A major security flaw has been uncovered in the widely used Erlang/OTP SSH implementation, drawing urgent attention from the cybersecurity community worldwide.
The vulnerability, tracked as CVE-2025-32433, exposes systems to unauthenticated remote code execution, potentially allowing hackers to fully compromise affected servers with ease.
Overview of the vulnerability
The vulnerability was discovered by a research team from Ruhr University Bochum—including Fabian Bäumer, Marcus Brinkmann, Marcel Maehren, and Jörg Schwenk—who detailed the finding in a message to the OSS-Security mailing list.

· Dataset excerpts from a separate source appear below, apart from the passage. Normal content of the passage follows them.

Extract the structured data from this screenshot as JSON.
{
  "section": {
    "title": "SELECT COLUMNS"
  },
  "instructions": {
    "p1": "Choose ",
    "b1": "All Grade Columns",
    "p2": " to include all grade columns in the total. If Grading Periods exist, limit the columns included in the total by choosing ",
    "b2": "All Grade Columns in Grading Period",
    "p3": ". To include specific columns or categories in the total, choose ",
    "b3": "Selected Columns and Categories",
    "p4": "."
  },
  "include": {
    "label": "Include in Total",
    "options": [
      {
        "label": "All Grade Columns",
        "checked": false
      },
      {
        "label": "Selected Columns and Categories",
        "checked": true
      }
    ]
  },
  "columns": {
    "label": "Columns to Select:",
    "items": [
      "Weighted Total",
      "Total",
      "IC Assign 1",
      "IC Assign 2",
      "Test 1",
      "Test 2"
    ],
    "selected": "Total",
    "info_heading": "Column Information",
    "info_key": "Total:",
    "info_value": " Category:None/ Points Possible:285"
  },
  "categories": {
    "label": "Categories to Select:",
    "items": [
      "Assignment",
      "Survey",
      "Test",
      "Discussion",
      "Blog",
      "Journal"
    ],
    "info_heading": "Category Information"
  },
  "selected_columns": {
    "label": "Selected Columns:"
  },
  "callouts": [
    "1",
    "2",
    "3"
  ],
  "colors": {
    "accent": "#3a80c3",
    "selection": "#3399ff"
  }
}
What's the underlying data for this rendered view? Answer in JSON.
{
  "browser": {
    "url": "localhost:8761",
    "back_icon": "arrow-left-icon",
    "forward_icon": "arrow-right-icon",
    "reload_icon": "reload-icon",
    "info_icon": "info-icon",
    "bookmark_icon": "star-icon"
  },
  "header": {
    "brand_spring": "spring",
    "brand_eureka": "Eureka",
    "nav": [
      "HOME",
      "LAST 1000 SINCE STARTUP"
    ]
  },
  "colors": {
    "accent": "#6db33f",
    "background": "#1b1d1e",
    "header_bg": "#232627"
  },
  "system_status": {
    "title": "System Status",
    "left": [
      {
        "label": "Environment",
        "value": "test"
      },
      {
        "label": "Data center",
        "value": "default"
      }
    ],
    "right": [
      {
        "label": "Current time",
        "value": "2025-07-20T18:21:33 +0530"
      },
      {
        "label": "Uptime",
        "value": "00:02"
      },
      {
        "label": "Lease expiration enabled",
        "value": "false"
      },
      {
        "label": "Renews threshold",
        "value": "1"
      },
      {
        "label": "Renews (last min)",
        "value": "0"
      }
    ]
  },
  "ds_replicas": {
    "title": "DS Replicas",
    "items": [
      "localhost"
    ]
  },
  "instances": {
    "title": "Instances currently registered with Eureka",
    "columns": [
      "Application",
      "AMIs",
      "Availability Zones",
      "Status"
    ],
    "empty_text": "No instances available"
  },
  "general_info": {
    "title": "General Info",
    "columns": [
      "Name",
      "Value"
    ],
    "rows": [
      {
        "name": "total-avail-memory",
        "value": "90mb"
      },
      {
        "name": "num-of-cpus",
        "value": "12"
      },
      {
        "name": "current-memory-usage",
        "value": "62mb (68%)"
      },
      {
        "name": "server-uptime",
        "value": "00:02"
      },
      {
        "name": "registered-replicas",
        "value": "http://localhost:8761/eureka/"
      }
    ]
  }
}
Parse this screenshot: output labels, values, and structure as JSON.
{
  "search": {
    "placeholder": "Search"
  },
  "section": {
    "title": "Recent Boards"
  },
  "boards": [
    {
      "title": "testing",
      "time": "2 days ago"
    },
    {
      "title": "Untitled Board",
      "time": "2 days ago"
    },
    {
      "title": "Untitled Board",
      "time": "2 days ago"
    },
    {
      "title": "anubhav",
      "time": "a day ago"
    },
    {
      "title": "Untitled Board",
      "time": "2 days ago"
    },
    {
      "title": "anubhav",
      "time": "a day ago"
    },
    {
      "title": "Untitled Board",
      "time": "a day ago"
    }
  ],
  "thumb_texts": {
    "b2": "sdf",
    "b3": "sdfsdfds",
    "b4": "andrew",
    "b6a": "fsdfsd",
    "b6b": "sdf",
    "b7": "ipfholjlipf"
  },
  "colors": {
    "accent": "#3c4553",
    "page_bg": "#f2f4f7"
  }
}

According to their report, the flaw lies in the SSH protocol message handling within Erlang/OTP.
Specifically, an attacker with network access can send specially crafted protocol messages prior to authentication, bypassing normal security checks and gaining the ability to run arbitrary code on the targeted host.
The researchers have assigned CVE-2025-32433 the highest possible CVSSv3 severity score of 10.0, signaling critical risk (CVSS:3.1/AV:N/AC:L/PR:N/UI:N/S:C/C:H/I:H/A:H).
This means the weakness is exploitable remotely, requires no authentication or user interaction, and can result in a complete compromise of confidentiality, integrity, and availability.
Any system running an SSH server based on the Erlang/OTP SSH library is almost certainly at risk.
This includes application platforms, messaging infrastructure, IoT devices, and distributed systems that employ Erlang’s native SSH server for remote administration or communication.
“If your application uses Erlang/OTP SSH to provide remote access, assume you are affected,” warned the research team.
The practical consequences are severe. Attackers exploiting this bug can execute arbitrary code with the same privileges as the SSH daemon process.
If the daemon is running as root—as is often the case—the attacker can gain full control over the system, manipulate sensitive data, or launch denial-of-service attacks.
Widespread exploitation could enable unauthorized access to corporate or cloud environments, putting enterprises and users at significant risk.
All users are strongly advised to update to the fixed versions of Erlang/OTP immediately: OTP-27.3.3, OTP-26.2.5.11, and OTP-25.3.2.20.
Those unable to patch right away should block network access to affected SSH servers using firewall rules as a temporary measure.
The discovery of CVE-2025-32433 highlights the ever-present need for vigilance and prompt patching in critical network infrastructure.
All organizations relying on Erlang/OTP are urged to take immediate action to secure their systems.